Every computer user should know the basic computer troubleshooting and setup techniques. One of the most important tasks that you need to know about is the installation of a computer operating system. This requires that you know how booting from optical disks is done.
How it Works
Booting from a disk is actually loading an operating system, whose contents are burned on it. One of the most common reasons for booting this way is the installation of a new OS, while another reason might be to repair an existing installation.
When a computer is started, it first goes through the POST (Power-on Self Test) schedule to ensure that all the basic systems are working; after which its control is passed over to BIOS (Basic Input Output System), which handles the OS booting. The BIOS is a set of basic software programs stored in a memory chip on the computer motherboard and it controls all the hardware-level functions of all input and output systems. If you need to make any hardware-level changes, you need to edit BIOS settings.
The process is handled by BIOS, via the boot loader program that is pre-installed in it. This program has a specific boot order of storage media, from which it loads an OS. If the order has the hard drive listed at the top, your computer won’t be able to do it from an optical disc, but it will directly load the OS from the hard drive. Most computers are configured by default to have the DVD-ROM as the first device in boot order, to facilitate booting from it. However, if it is not so, you will have to change the order settings.
Setting up BIOS
To set the BIOS order to boot from any disk, switch on your computer. As soon as the POST message disappears and its diagnostic tests are over, you will see a message which will mostly say ‘Press Del to Enter BIOS Setup’. It will either be the Delete key or F2 key which may have to be pressed to enter the BIOS setup. Once the setup screen shows itself, locate the boot order settings, and follow the instructions provided to set the DVD or CD drive to be the top choice. Once you have changed the order, save the settings and exit.

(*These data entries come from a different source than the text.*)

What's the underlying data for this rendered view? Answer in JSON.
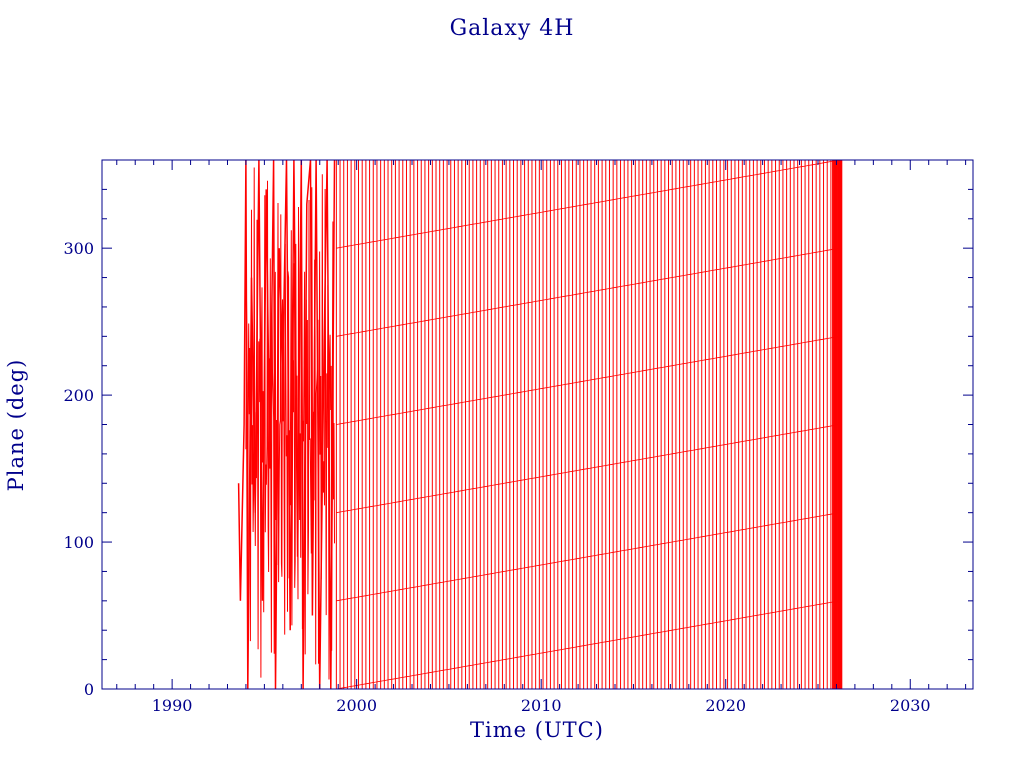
{
  "colors": {
    "axis": "#00008b",
    "text": "#00008b",
    "series": "#ff0000"
  },
  "chart_data": {
    "type": "line",
    "title": "Galaxy 4H",
    "xlabel": "Time (UTC)",
    "ylabel": "Plane (deg)",
    "xlim": [
      1986.2,
      2033.4
    ],
    "ylim": [
      0,
      360
    ],
    "x_ticks": [
      1990,
      2000,
      2010,
      2020,
      2030
    ],
    "x_tick_labels": [
      "1990",
      "2000",
      "2010",
      "2020",
      "2030"
    ],
    "y_ticks": [
      0,
      100,
      200,
      300
    ],
    "y_tick_labels": [
      "0",
      "100",
      "200",
      "300"
    ],
    "grid": false,
    "legend": "none",
    "series": [
      {
        "style": "wrapping sawtooth, plane angle wraps from 360 to 0",
        "regular_period_start": 1998.9,
        "regular_period_end": 2026.3,
        "cycles_per_year": 5,
        "offset_increase_deg_per_year": 2.2,
        "x": [
          1993.6,
          1993.7,
          1993.9,
          1994.0,
          1994.1,
          1994.3,
          1994.5,
          1994.7,
          1994.9,
          1995.1,
          1995.3,
          1995.5,
          1995.6,
          1995.8,
          1996.0,
          1996.2,
          1996.4,
          1996.6,
          1996.8,
          1997.0,
          1997.1,
          1997.3,
          1997.5,
          1997.6,
          1997.8,
          1998.0,
          1998.2,
          1998.4,
          1998.6,
          1998.8
        ],
        "y": [
          140,
          60,
          180,
          360,
          0,
          280,
          120,
          360,
          60,
          340,
          150,
          360,
          0,
          300,
          220,
          360,
          40,
          360,
          90,
          360,
          0,
          330,
          360,
          50,
          360,
          0,
          200,
          360,
          0,
          360
        ]
      }
    ]
  }
}
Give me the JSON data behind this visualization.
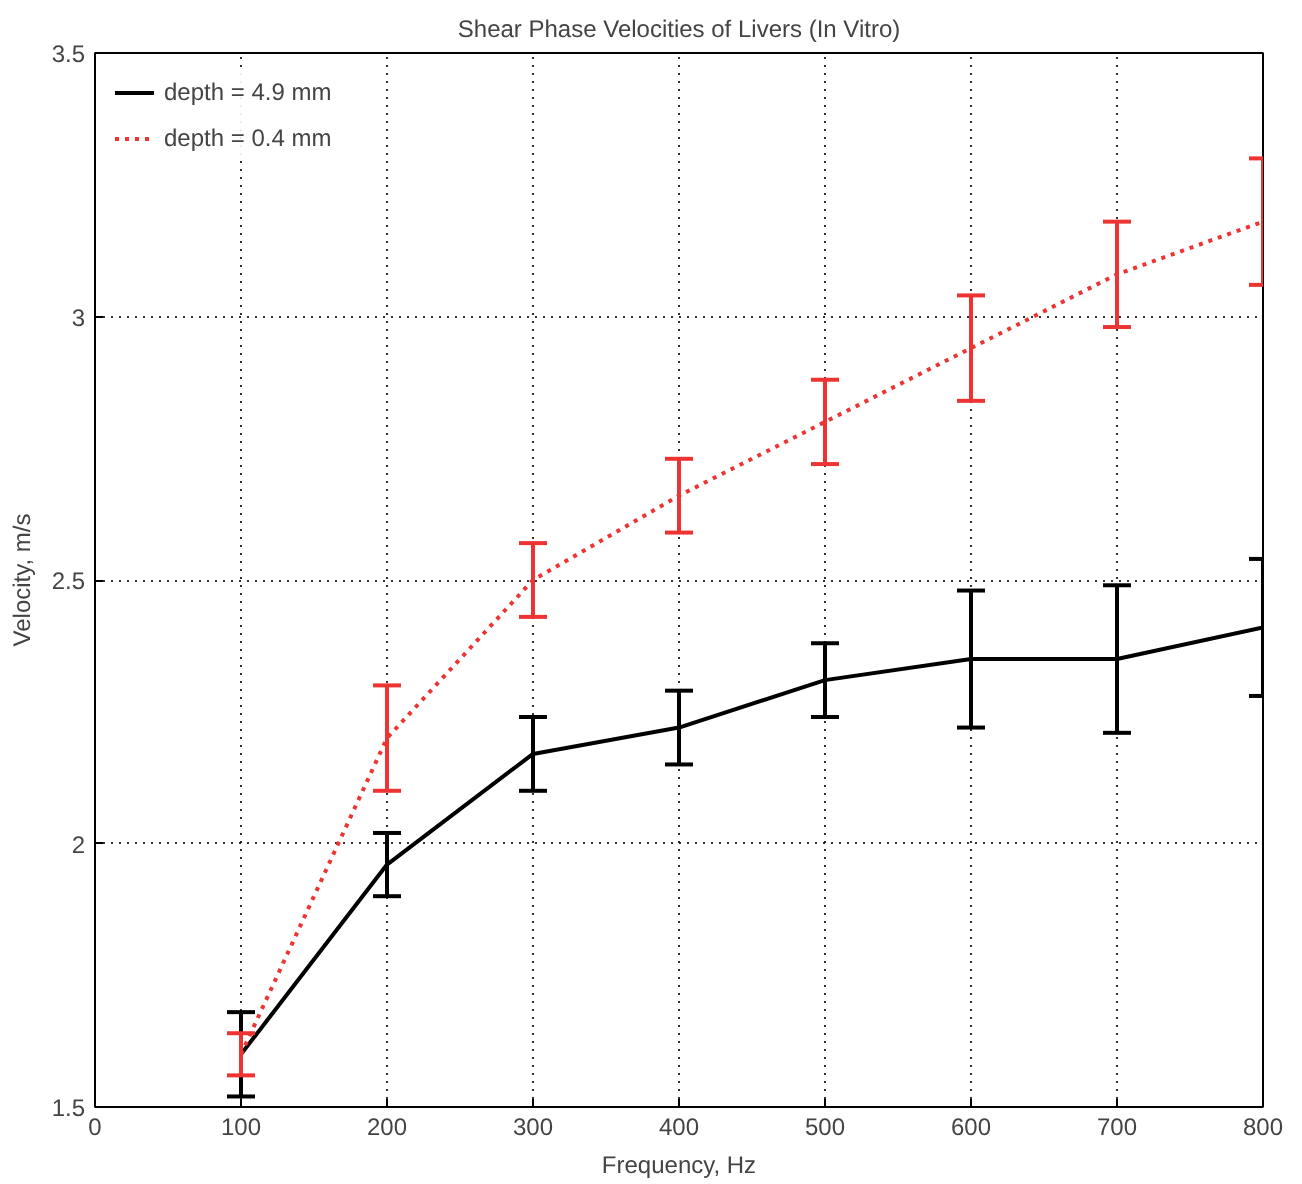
{
  "chart_data": {
    "type": "line",
    "title": "Shear Phase Velocities of Livers (In Vitro)",
    "xlabel": "Frequency, Hz",
    "ylabel": "Velocity, m/s",
    "x": [
      100,
      200,
      300,
      400,
      500,
      600,
      700,
      800
    ],
    "series": [
      {
        "name": "depth = 4.9 mm",
        "color": "#000000",
        "line_style": "solid",
        "values": [
          1.6,
          1.96,
          2.17,
          2.22,
          2.31,
          2.35,
          2.35,
          2.41
        ],
        "errors": [
          0.08,
          0.06,
          0.07,
          0.07,
          0.07,
          0.13,
          0.14,
          0.13
        ]
      },
      {
        "name": "depth = 0.4 mm",
        "color": "#ee3333",
        "line_style": "dotted",
        "values": [
          1.6,
          2.2,
          2.5,
          2.66,
          2.8,
          2.94,
          3.08,
          3.18
        ],
        "errors": [
          0.04,
          0.1,
          0.07,
          0.07,
          0.08,
          0.1,
          0.1,
          0.12
        ]
      }
    ],
    "xlim": [
      0,
      800
    ],
    "ylim": [
      1.5,
      3.5
    ],
    "xticks": [
      0,
      100,
      200,
      300,
      400,
      500,
      600,
      700,
      800
    ],
    "yticks": [
      1.5,
      2,
      2.5,
      3,
      3.5
    ],
    "grid": true,
    "legend": "top left",
    "marker": "none"
  }
}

To be able to boot from any optical disc, your computer needs to be equipped with a DVD-ROM, to be able to load the operating system.
To boot from any CD or DVD on a Windows machine, you will obviously need the Windows XP, Vista or Windows 7 installation or recovery disc. Just insert the DVD or CD in the drive and restart the computer. Again, if the boot order is set right, your computer’s BIOS will automatically load Windows and its set up screen will appear. For installation or repair, you must then follow on-screen instructions.